Combine is not deprecated. It still works, and Apple ships new Combine publishers with each SDK. But for the specific use case of “model property changed, update UI,” @Observable tracking is strictly superior in UIKit — less code, no retain-cycle risk from closures, and automatic invalidation granularity. Reserve Combine for streams, timers, and complex operator chains where its reactive model adds genuine value.

Summary

  • UIGlassEffect brings Liquid Glass to custom UIKit views through the familiar UIVisualEffectView pattern. Two styles — .regular and .clear — cover most use cases.
  • UIGlassContainerEffect coordinates merging, splitting, and uniform adaptation across sibling glass surfaces.
  • updateProperties() is the new UIKit lifecycle method for property binding. It runs before layoutSubviews(), tracks @Observable references automatically, and invalidates independently from layout.
  • Automatic observation tracking also works in layoutSubviews(), draw(_:), and updateConstraints() — each triggering the correct invalidation method.
  • Back-deploy observation tracking to iOS 18 with the UIObservationTrackingEnabled Info.plist key. No code changes required beyond adopting @Observable.

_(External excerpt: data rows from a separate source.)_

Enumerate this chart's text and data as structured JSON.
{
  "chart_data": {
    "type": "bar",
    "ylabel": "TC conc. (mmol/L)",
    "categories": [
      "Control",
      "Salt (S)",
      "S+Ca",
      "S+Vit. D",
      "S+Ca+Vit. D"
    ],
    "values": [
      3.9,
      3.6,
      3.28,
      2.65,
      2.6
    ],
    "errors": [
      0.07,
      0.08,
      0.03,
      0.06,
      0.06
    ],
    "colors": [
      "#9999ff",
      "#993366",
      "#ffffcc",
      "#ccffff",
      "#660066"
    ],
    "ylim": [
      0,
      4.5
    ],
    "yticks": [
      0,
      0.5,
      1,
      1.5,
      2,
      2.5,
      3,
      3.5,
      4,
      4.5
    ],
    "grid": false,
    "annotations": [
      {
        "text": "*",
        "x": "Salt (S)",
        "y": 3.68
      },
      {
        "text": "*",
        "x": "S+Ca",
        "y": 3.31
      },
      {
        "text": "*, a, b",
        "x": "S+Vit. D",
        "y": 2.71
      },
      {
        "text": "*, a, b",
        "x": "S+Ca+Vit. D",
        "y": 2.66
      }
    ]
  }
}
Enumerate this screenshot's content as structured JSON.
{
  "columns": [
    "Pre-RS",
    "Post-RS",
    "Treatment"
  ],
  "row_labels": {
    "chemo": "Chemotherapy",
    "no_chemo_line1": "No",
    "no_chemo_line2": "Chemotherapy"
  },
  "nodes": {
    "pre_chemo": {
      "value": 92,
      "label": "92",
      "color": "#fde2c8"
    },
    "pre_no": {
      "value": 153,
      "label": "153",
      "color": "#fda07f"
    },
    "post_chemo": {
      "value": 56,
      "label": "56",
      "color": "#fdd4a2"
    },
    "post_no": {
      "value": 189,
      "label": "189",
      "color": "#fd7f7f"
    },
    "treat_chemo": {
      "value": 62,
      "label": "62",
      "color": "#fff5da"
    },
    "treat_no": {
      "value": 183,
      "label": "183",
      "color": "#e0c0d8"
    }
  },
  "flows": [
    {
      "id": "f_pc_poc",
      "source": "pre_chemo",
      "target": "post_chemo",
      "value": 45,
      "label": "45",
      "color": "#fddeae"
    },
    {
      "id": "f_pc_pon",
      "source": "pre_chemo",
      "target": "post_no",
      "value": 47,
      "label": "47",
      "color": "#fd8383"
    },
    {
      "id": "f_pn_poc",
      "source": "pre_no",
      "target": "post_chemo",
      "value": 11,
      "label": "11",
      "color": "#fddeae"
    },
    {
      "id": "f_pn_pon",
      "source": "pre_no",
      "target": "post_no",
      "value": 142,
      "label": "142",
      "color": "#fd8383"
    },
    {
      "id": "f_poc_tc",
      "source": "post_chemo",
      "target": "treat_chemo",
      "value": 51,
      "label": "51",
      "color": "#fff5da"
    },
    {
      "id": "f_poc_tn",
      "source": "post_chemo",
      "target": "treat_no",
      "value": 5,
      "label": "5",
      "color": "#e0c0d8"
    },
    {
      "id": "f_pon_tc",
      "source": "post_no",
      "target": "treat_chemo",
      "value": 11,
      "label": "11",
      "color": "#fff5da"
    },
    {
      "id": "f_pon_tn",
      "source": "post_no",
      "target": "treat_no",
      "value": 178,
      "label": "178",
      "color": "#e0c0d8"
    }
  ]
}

If your UIKit codebase has held off on SwiftUI because the migration cost was not justified, iOS 26 just moved the goalposts. You get SwiftUI’s two most compelling features — declarative data binding and the system design language — without leaving UIKit. For an in-depth look at UIKit’s scene lifecycle changes that pair with these features, see UIKit Scene Lifecycle.